Environmental Allergy

Comorbidities of Allergic Rhinitis

Elderly woman covering nose

Allergic rhinitis is an increasingly common condition with typical symptoms of itchy and runny nose, sneezing, nasal congestion, and postnasal drainage. Frequently brushed off as “a pesky runny nose”, it has been shown that allergic rhinitis is often not an isolated disorder, but coincides with a multitude of other conditions including asthma, sinusitis, conjunctivitis, chronic otitis media, tonsillar and adenoid hypertrophy, sleep apnea, snoring, pharyngitis, laryngitis and disordered sleep. Allergic rhinitis and related comorbidities often negatively impact quality of life.

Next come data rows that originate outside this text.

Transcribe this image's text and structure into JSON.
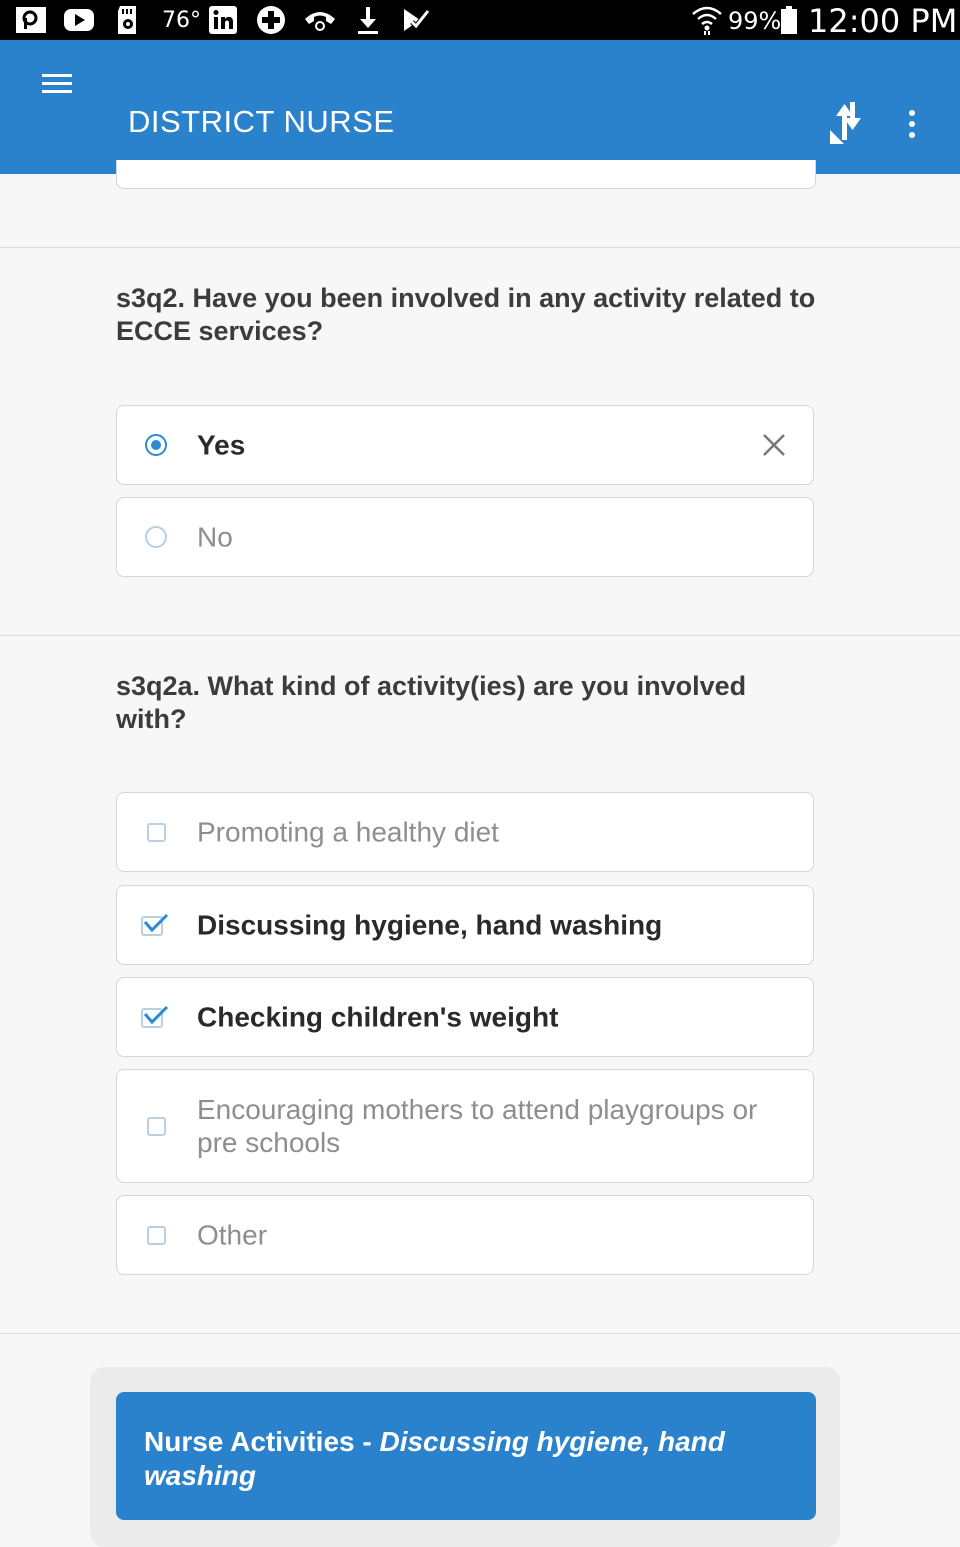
{
  "status_bar": {
    "temperature": "76°",
    "battery": "99%",
    "time": "12:00 PM"
  },
  "app_bar": {
    "title": "DISTRICT NURSE",
    "icons": [
      "menu-icon",
      "sync-icon",
      "more-vertical-icon"
    ]
  },
  "colors": {
    "primary": "#2a82cc",
    "accent": "#2a8bd8",
    "background": "#f7f7f7"
  },
  "q1": {
    "label": "s3q2. Have you been involved in any activity related to ECCE services?",
    "options": [
      {
        "label": "Yes",
        "selected": true
      },
      {
        "label": "No",
        "selected": false
      }
    ]
  },
  "q2": {
    "label": "s3q2a. What kind of activity(ies) are you involved with?",
    "options": [
      {
        "label": "Promoting a healthy diet",
        "checked": false
      },
      {
        "label": "Discussing hygiene, hand washing",
        "checked": true
      },
      {
        "label": "Checking children's weight",
        "checked": true
      },
      {
        "label": "Encouraging mothers to attend playgroups or pre schools",
        "checked": false
      },
      {
        "label": "Other",
        "checked": false
      }
    ]
  },
  "footer": {
    "prefix": "Nurse Activities - ",
    "value": "Discussing hygiene, hand washing"
  }
}
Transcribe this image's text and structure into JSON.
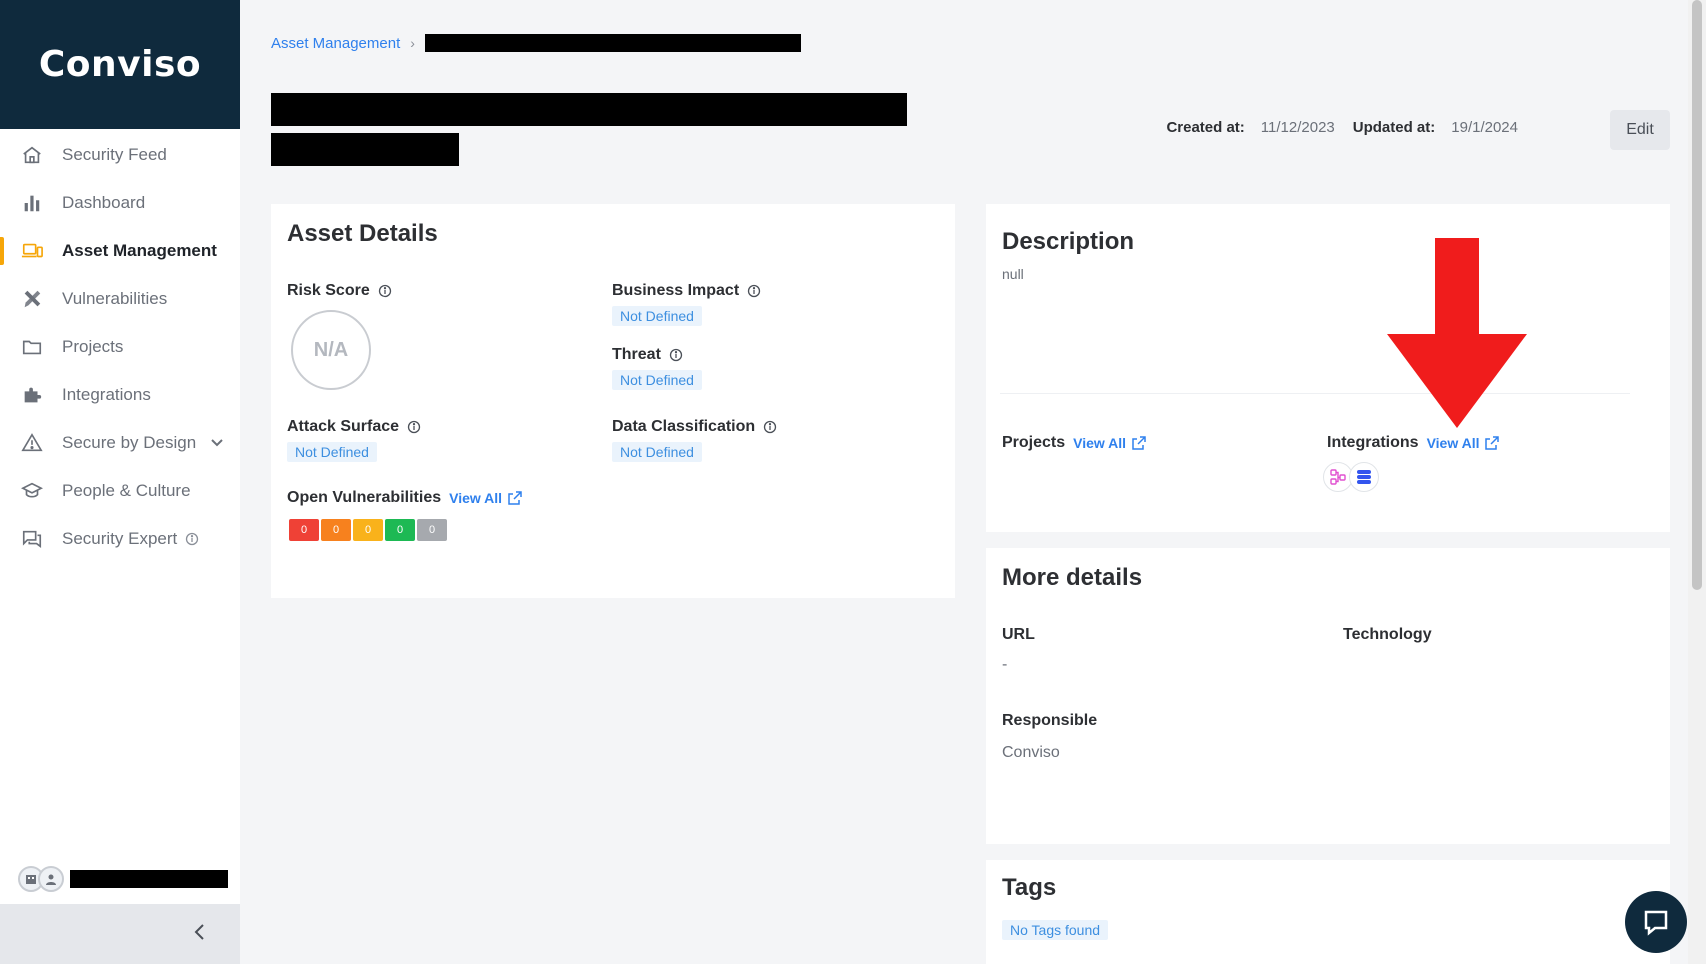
{
  "brand": {
    "name": "Conviso"
  },
  "sidebar": {
    "items": [
      {
        "label": "Security Feed",
        "icon": "home-icon"
      },
      {
        "label": "Dashboard",
        "icon": "bar-chart-icon"
      },
      {
        "label": "Asset Management",
        "icon": "devices-icon",
        "active": true
      },
      {
        "label": "Vulnerabilities",
        "icon": "bug-tools-icon"
      },
      {
        "label": "Projects",
        "icon": "folder-icon"
      },
      {
        "label": "Integrations",
        "icon": "puzzle-icon"
      },
      {
        "label": "Secure by Design",
        "icon": "warning-triangle-icon"
      },
      {
        "label": "People & Culture",
        "icon": "graduation-cap-icon"
      },
      {
        "label": "Security Expert",
        "icon": "chat-icon"
      }
    ]
  },
  "breadcrumb": {
    "root": "Asset Management"
  },
  "meta": {
    "created_label": "Created at:",
    "created_value": "11/12/2023",
    "updated_label": "Updated at:",
    "updated_value": "19/1/2024",
    "edit_label": "Edit"
  },
  "asset_details": {
    "title": "Asset Details",
    "risk_score_label": "Risk Score",
    "risk_score_value": "N/A",
    "business_impact_label": "Business Impact",
    "business_impact_value": "Not Defined",
    "threat_label": "Threat",
    "threat_value": "Not Defined",
    "attack_surface_label": "Attack Surface",
    "attack_surface_value": "Not Defined",
    "data_classification_label": "Data Classification",
    "data_classification_value": "Not Defined",
    "open_vulns_label": "Open Vulnerabilities",
    "view_all": "View All",
    "vuln_counts": [
      {
        "value": "0",
        "color": "#ef4136"
      },
      {
        "value": "0",
        "color": "#f7811e"
      },
      {
        "value": "0",
        "color": "#f9b21b"
      },
      {
        "value": "0",
        "color": "#1db954"
      },
      {
        "value": "0",
        "color": "#a6a9ae"
      }
    ]
  },
  "description": {
    "title": "Description",
    "value": "null",
    "projects_label": "Projects",
    "integrations_label": "Integrations",
    "view_all": "View All"
  },
  "more_details": {
    "title": "More details",
    "url_label": "URL",
    "url_value": "-",
    "technology_label": "Technology",
    "responsible_label": "Responsible",
    "responsible_value": "Conviso"
  },
  "tags": {
    "title": "Tags",
    "empty": "No Tags found"
  },
  "colors": {
    "brand_bg": "#0f2a3d",
    "accent": "#f6a609",
    "link": "#2f80ed",
    "annotation_arrow": "#f01c1c"
  }
}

Allergic rhinitis results from an abnormal immune response to substances encountered in the environment such as pollens, pet dander, mold, and droppings from dust mites and cockroaches. The incidence of allergic rhinitis is estimated at 10-30% of the world’s population and symptoms are often under-recognized and undertreated. It has also been shown that poorly controlled allergic rhinitis is an exacerbating factor for asthma based on a shared common inflammatory pathway and the concept of “one airway”. Controlling allergic rhinitis is a key to maintaining asthma control. Recurrent sinus infections and worsening conjunctivitis are also often related to uncontrolled allergic rhinitis.

Identifying specific allergens with allergy testing allows customization of a treatment plan to include avoiding allergens, medications, and immunotherapy. Immunotherapy is the only therapy that treats the underlying cause, hence not only reducing pesky nasal symptoms, but significantly impacting eye symptoms, asthma and all the other associated disorders. Studies have shown that treating allergic rhinitis with immunotherapy not only improves allergic asthma, but can prevent it from occurring by eliminating the immune system response to potential triggers.
Don’t brush off a runny nose. Likely there are many other related symptoms that can be influenced by adequately treating allergic rhinitis.

Madeline Dillon, MD
Allergy Partners of Charlottesville

References:
Hadley JA, Derebery MJ, Marple BF. Comorbidities and allergic rhinitis: not just a runny nose. J Fam Pract. 2012 Feb;61(2 Suppl):S11-5.

Meltzer EO, Gross GN, Katial R, Storms WW. Allergic rhinitis substantially impacts patient quality of life: Findings from the Nasal Allergy Survey Assessing Limitations. J Fam Pract. 2012;61(suppl 1):S5-S10.
World Health Organization. White Book on Allergy 2011-2012 Executive Summary. By Prof. Ruby Pawankar, MD, PhD, Prof. Giorgio Walkter Canonica, MD, Prof. Stephen T. Holgate, BSc, MD, DSc, FMed Sci and Prof. Richard F. Lockey, MD.
Summary Health Statistics for U.S. Adults: National Health Interview Survey, 2010. By Jeannine S. Schiller, M.P.H., Jacqueline W. Lucas, M.P.H., Brian W. Ward, PhD and Jennifer A. Peregory, M.P.H., Division of Health Interview Statistics.
Bachert C, Vignola AM, Gevaert P, Leynaert B, Van Cauwenberge P, Bousquet J. Allergic rhinitis, rhinosinusitis, and asthma: one airway disease. Immunol Allergy Clin North Am. 2004;24(1):19-43.